Выражение его глаз контрастировало с тоном и смыслом сказанного. Они улыбались однажды полюбившейся мне улыбкой, а еще светились, выдавая доселе неизвестное мне чувство в его исполнении. Кажется, что во мне что-то дрогнуло в ответ. А другое прошептало, что я наивная балда — не смогла разглядеть за его словами шутки.
— По-моему, речь все-таки шла о немощных — ответил Николас, приподнявшись на локте и чуть возвысившись надо мной. — Но уж никак не о глухих.
Он вновь провел по моему бедру, но в этот раз не стал останавливаться и заскользил выше, очертил полукруг груди и соскользнул пальцами на самую чувствительную ее часть, погладил и вновь посмотрел на меня. Прикосновение было приятным, но Николас не ограничился только им. Кажется, что он сдерживал себя.
— Быть может моя девичья память подводит меня — проговорила я, зарывшись пальцами в его волосы. — Но сейчас мне кажется, что я говорила о маразматиках, путающих реальность с действительностью.
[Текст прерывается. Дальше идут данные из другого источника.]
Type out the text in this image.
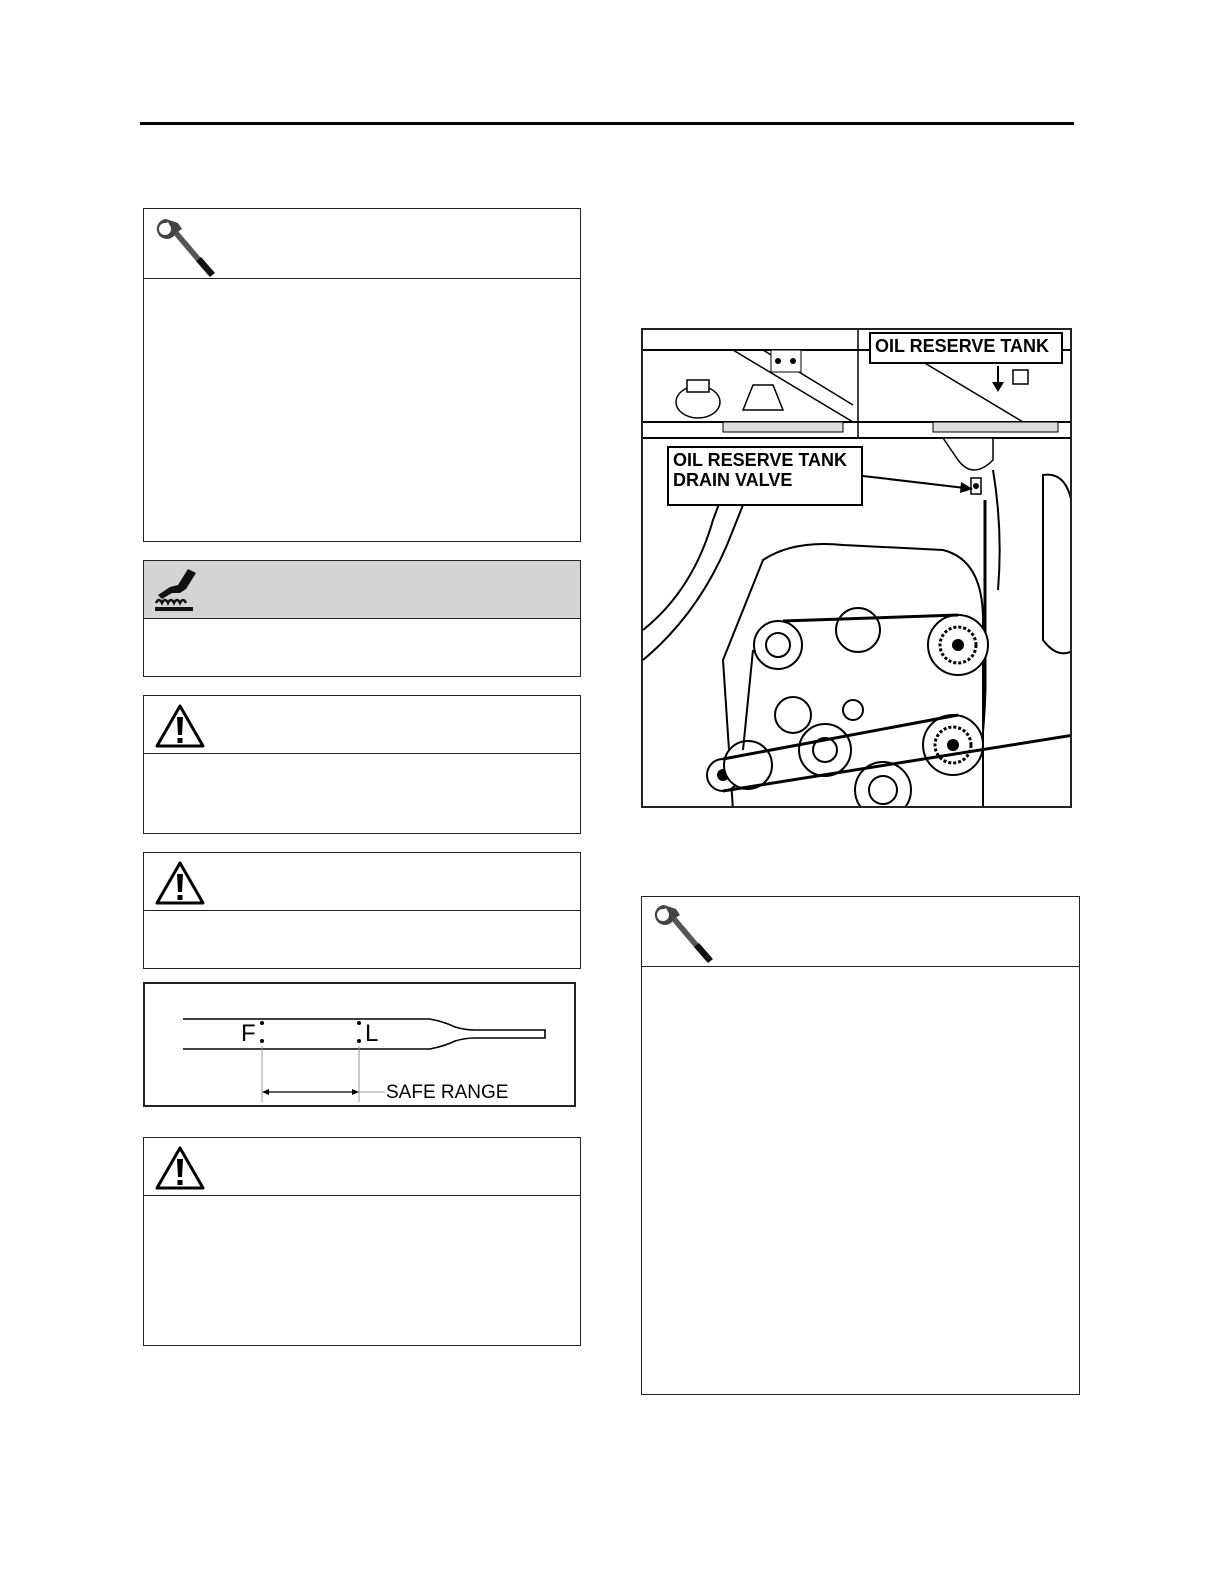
F	L
SAFE RANGE
OIL RESERVE TANK
OIL RESERVE TANK
DRAIN VALVE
Он не был похож на маразматика.
— Это точно не про меня, Артемида — легко отозвались его губы, дотронувшись до самой вершинки груди. — Ума не приложу как это.
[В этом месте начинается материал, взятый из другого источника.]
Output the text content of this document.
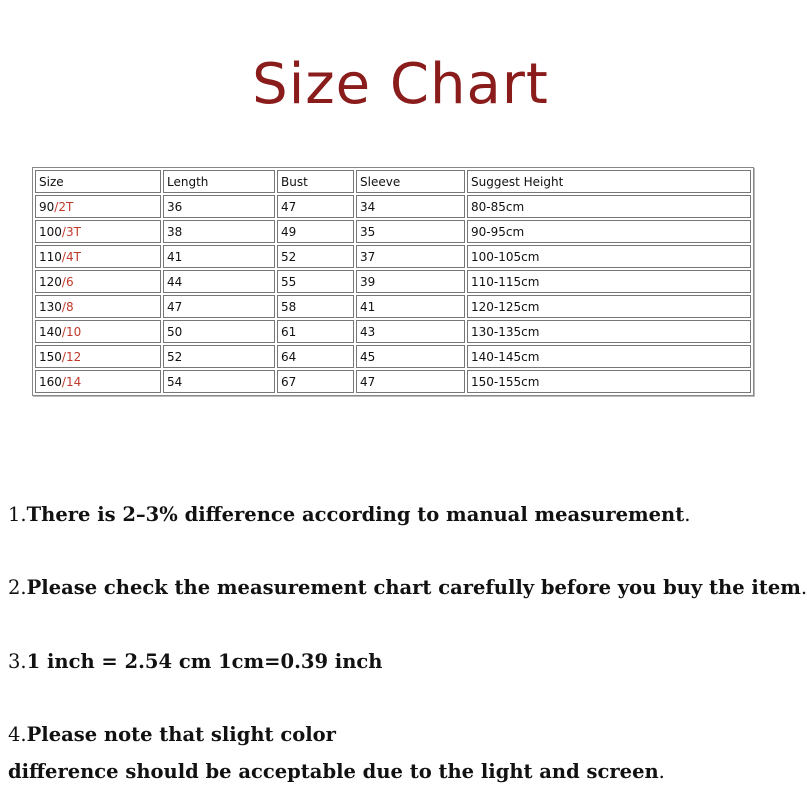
Size Chart
Size	Length	Bust	Sleeve	Suggest Height
90/2T	36	47	34	80-85cm
100/3T	38	49	35	90-95cm
110/4T	41	52	37	100-105cm
120/6	44	55	39	110-115cm
130/8	47	58	41	120-125cm
140/10	50	61	43	130-135cm
150/12	52	64	45	140-145cm
160/14	54	67	47	150-155cm

1.There is 2–3% difference according to manual measurement.

2.Please check the measurement chart carefully before you buy the item.

3.1 inch = 2.54 cm 1cm=0.39 inch

4.Please note that slight color

difference should be acceptable due to the light and screen.
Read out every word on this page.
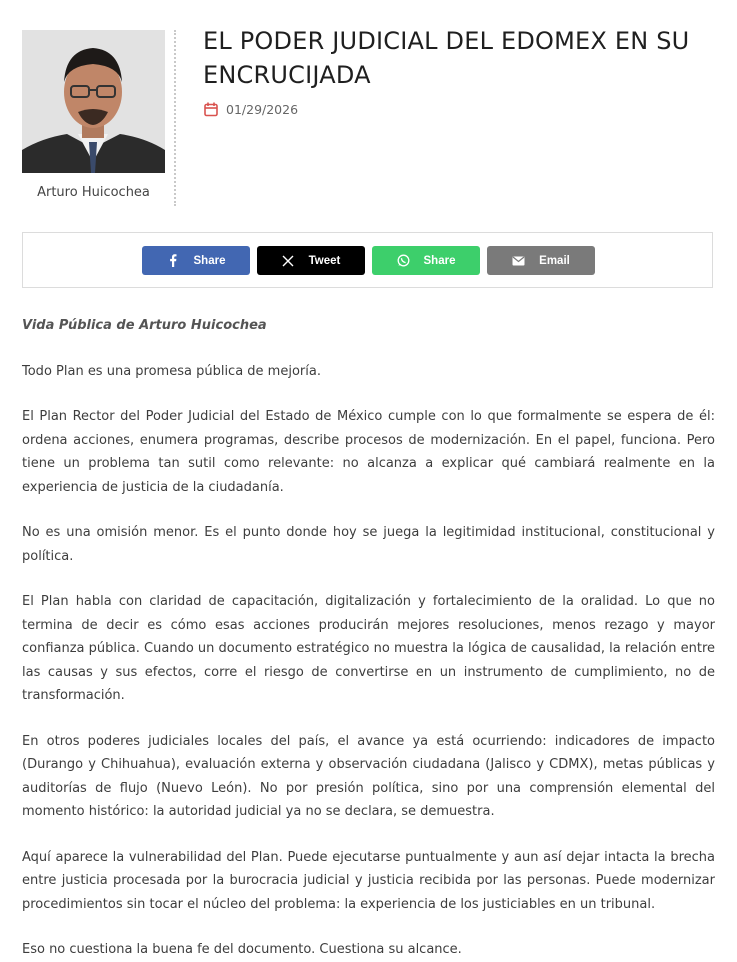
Arturo Huicochea
EL PODER JUDICIAL DEL EDOMEX EN SU ENCRUCIJADA
01/29/2026
Share	Tweet	Share	Email

Vida Pública de Arturo Huicochea

Todo Plan es una promesa pública de mejoría.

El Plan Rector del Poder Judicial del Estado de México cumple con lo que formalmente se espera de él: ordena acciones, enumera programas, describe procesos de modernización. En el papel, funciona. Pero tiene un problema tan sutil como relevante: no alcanza a explicar qué cambiará realmente en la experiencia de justicia de la ciudadanía.

No es una omisión menor. Es el punto donde hoy se juega la legitimidad institucional, constitucional y política.

El Plan habla con claridad de capacitación, digitalización y fortalecimiento de la oralidad. Lo que no termina de decir es cómo esas acciones producirán mejores resoluciones, menos rezago y mayor confianza pública. Cuando un documento estratégico no muestra la lógica de causalidad, la relación entre las causas y sus efectos, corre el riesgo de convertirse en un instrumento de cumplimiento, no de transformación.

En otros poderes judiciales locales del país, el avance ya está ocurriendo: indicadores de impacto (Durango y Chihuahua), evaluación externa y observación ciudadana (Jalisco y CDMX), metas públicas y auditorías de flujo (Nuevo León). No por presión política, sino por una comprensión elemental del momento histórico: la autoridad judicial ya no se declara, se demuestra.

Aquí aparece la vulnerabilidad del Plan. Puede ejecutarse puntualmente y aun así dejar intacta la brecha entre justicia procesada por la burocracia judicial y justicia recibida por las personas. Puede modernizar procedimientos sin tocar el núcleo del problema: la experiencia de los justiciables en un tribunal.

Eso no cuestiona la buena fe del documento. Cuestiona su alcance.
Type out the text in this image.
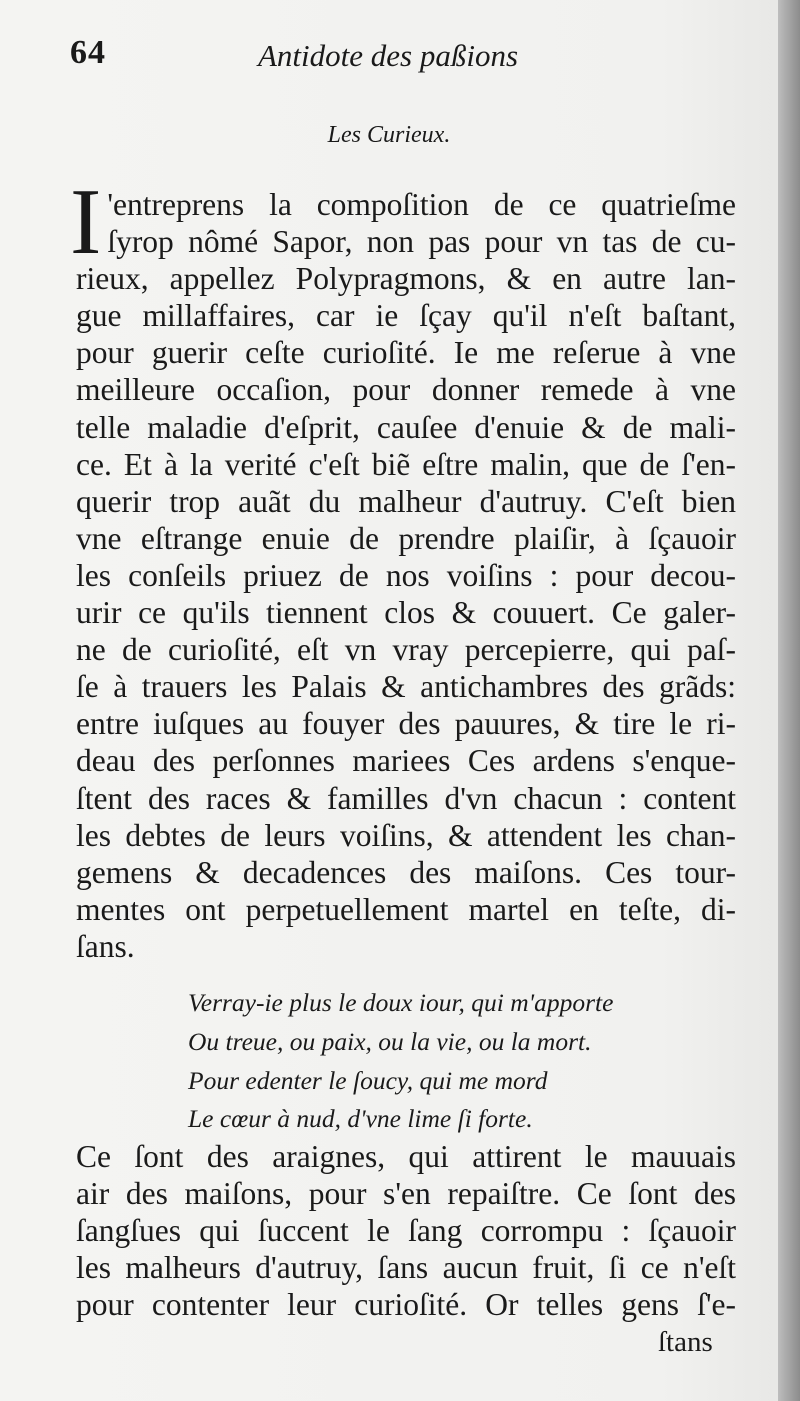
64	Antidote des paßions
Les Curieux.
I 'entreprens la compoſition de ce quatrieſme
ſyrop nômé Sapor, non pas pour vn tas de cu-
rieux, appellez Polypragmons, & en autre lan-
gue millaffaires, car ie ſçay qu'il n'eſt baſtant,
pour guerir ceſte curioſité. Ie me reſerue à vne
meilleure occaſion, pour donner remede à vne
telle maladie d'eſprit, cauſee d'enuie & de mali-
ce. Et à la verité c'eſt biẽ eſtre malin, que de ſ'en-
querir trop auãt du malheur d'autruy. C'eſt bien
vne eſtrange enuie de prendre plaiſir, à ſçauoir
les conſeils priuez de nos voiſins : pour decou-
urir ce qu'ils tiennent clos & couuert. Ce galer-
ne de curioſité, eſt vn vray percepierre, qui paſ-
ſe à trauers les Palais & antichambres des grãds:
entre iuſques au fouyer des pauures, & tire le ri-
deau des perſonnes mariees Ces ardens s'enque-
ſtent des races & familles d'vn chacun : content
les debtes de leurs voiſins, & attendent les chan-
gemens & decadences des maiſons. Ces tour-
mentes ont perpetuellement martel en teſte, di-
ſans.
Verray-ie plus le doux iour, qui m'apporte
Ou treue, ou paix, ou la vie, ou la mort.
Pour edenter le ſoucy, qui me mord
Le cœur à nud, d'vne lime ſi forte.
Ce ſont des araignes, qui attirent le mauuais
air des maiſons, pour s'en repaiſtre. Ce ſont des
ſangſues qui ſuccent le ſang corrompu : ſçauoir
les malheurs d'autruy, ſans aucun fruit, ſi ce n'eſt
pour contenter leur curioſité. Or telles gens ſ'e-
ſtans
— Ты не представляешь, каково это «не помнить»? — спросила я, поразившись этому признанию.
Память услужливо подбросила воспоминания о зимнем вечере в центре столице. Но Николас мыслил в совершенно ином направлении.
— Не представляю, как не помнить и одновременно хотеть кого-то — пояснил он, терпеливо и не оставляя своего занятия. — Ты же не думаешь, что маразм — это выборочное явление?
Его вопрос заставил меня улыбнуться.
— До этой минуты я размышляла именно в этом ключе — согласилась я, приподнявшись на мгновение.
Этого времени хватило, чтобы Николас поцеловал ту часть тела, которую гладил в и захватил ее в плен своего рта. Горячего, напористого и очень требовательного рта. Случайный, но очень долгий тянущий и нежный поцелуй как будто заново рассыпал искры по всему телу.
— Значит ты берешь свои слова обратно? — осведомился Николас, как ни в чем не бывало.
Как будто не целовал и не терзал меня.
— Ну, — протянула я, но из чистой вредности. — Пока нет никаких предпосылок считать иначе.
Несерьезный разговор и не обязывающие ни к чему «случайные» прикосновения, а также невозмутимость и терпение Николаса делали свое дело. Если мне и было больно, тревожно, неловко, то это было когда-то, но только не сейчас.
— Я лежу в объятиях красивой женщины, хочу ее и знаю ее имя, — проговорил он, прикрыв мою грудь своей ладонью. — Или, я все-таки чокнулся и стою на публике без порток?